Fix: Enforce atomic writes with file locking. Use a branch-per-feature workflow for knowledge updates. Implement a deterministic merge strategy that prioritizes the latest last_updated timestamp and preserves cross-reference integrity.
Production Bundle
Action Checklist
Decision Matrix
| Scenario | Recommended Approach | Why | Cost Impact |
|---|
| Rapid prototyping / local dev | Compilation/Wiki Pattern (Local SQLite) | Zero API costs, instant iteration, full data sovereignty | $0 infrastructure, minimal compute |
| Enterprise multi-agent orchestration | Hybrid (Wiki + Centralized Vector DB) | Wiki handles synthesis, vector DB enables cross-team search | Moderate cloud costs, high ROI on knowledge reuse |
| High-frequency real-time queries | Daemon-backed Hybrid Search | Warm model cache reduces latency to <150ms | Higher RAM usage, negligible CPU overhead |
| Compliance-heavy / regulated data | Local-First Compilation | No data leaves the machine, full audit trail via Git | Zero third-party risk, higher internal maintenance |
Configuration Template
# AGENTS.md - Knowledge Synthesis Protocol
## Core Directives
1. You maintain a persistent wiki located in `./knowledge/`.
2. Raw sources are immutable. Never modify original documents.
3. Synthesize facts into entity pages, concept summaries, and decision logs.
4. Update cross-references when dependencies change.
5. Flag contradictions explicitly using the `[[CONFLICT]]` tag.
## File Structure
- `./knowledge/entities/` - System components, services, libraries
- `./knowledge/concepts/` - Architectural patterns, protocols, methodologies
- `./knowledge/decisions/` - ADRs, trade-off analyses, implementation choices
- `./knowledge/logs/` - Chronological synthesis history
## Search & Ingestion Rules
- Use `kb search <query>` to retrieve relevant context before answering.
- Use `kb add <source>` to ingest new documentation.
- Use `kb update <entity>` to modify existing pages.
- Always verify cross-references after updates.
- Maintain markdown formatting consistency.
Quick Start Guide
- Initialize the knowledge store: Create a dedicated directory for markdown files and configure the SQLite backend with FTS5 and vector extensions. Set the embedding model path to your local cache.
- Deploy the orchestration schema: Place
AGENTS.md in your project root. Define naming conventions, file structure, and synthesis rules. Ensure your AI agent reads this file on initialization.

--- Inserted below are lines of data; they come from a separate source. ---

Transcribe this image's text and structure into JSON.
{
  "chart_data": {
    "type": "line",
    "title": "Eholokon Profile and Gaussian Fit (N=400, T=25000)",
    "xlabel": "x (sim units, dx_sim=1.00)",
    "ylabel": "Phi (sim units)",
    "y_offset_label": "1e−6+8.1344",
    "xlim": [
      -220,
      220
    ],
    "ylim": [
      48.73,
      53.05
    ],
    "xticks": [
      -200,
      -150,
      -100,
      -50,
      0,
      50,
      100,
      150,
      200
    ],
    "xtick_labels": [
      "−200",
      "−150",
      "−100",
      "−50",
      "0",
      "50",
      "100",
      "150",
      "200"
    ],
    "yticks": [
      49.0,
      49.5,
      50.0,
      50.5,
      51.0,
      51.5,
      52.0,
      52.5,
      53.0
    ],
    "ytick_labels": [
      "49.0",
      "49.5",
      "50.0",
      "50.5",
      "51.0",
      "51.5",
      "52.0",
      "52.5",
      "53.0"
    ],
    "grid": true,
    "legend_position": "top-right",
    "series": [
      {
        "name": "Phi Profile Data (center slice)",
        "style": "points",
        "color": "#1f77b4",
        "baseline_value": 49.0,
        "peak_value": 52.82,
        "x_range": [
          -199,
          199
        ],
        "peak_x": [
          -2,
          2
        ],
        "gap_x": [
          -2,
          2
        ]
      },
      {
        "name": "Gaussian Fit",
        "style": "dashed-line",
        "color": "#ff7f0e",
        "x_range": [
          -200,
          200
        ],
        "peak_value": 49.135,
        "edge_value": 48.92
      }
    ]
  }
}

- Start the embedding daemon: Launch the background service to warm the model in memory. Verify latency drops below 200ms for subsequent queries.
- Ingest initial sources: Run the synthesis pipeline against your existing architecture docs, decision records, and API specifications. Verify cross-references and contradiction flags.
- Validate agent behavior: Query the knowledge base through your agent. Confirm it autonomously calls search, update, and add operations without manual prompt engineering. Monitor synthesis logs for accuracy.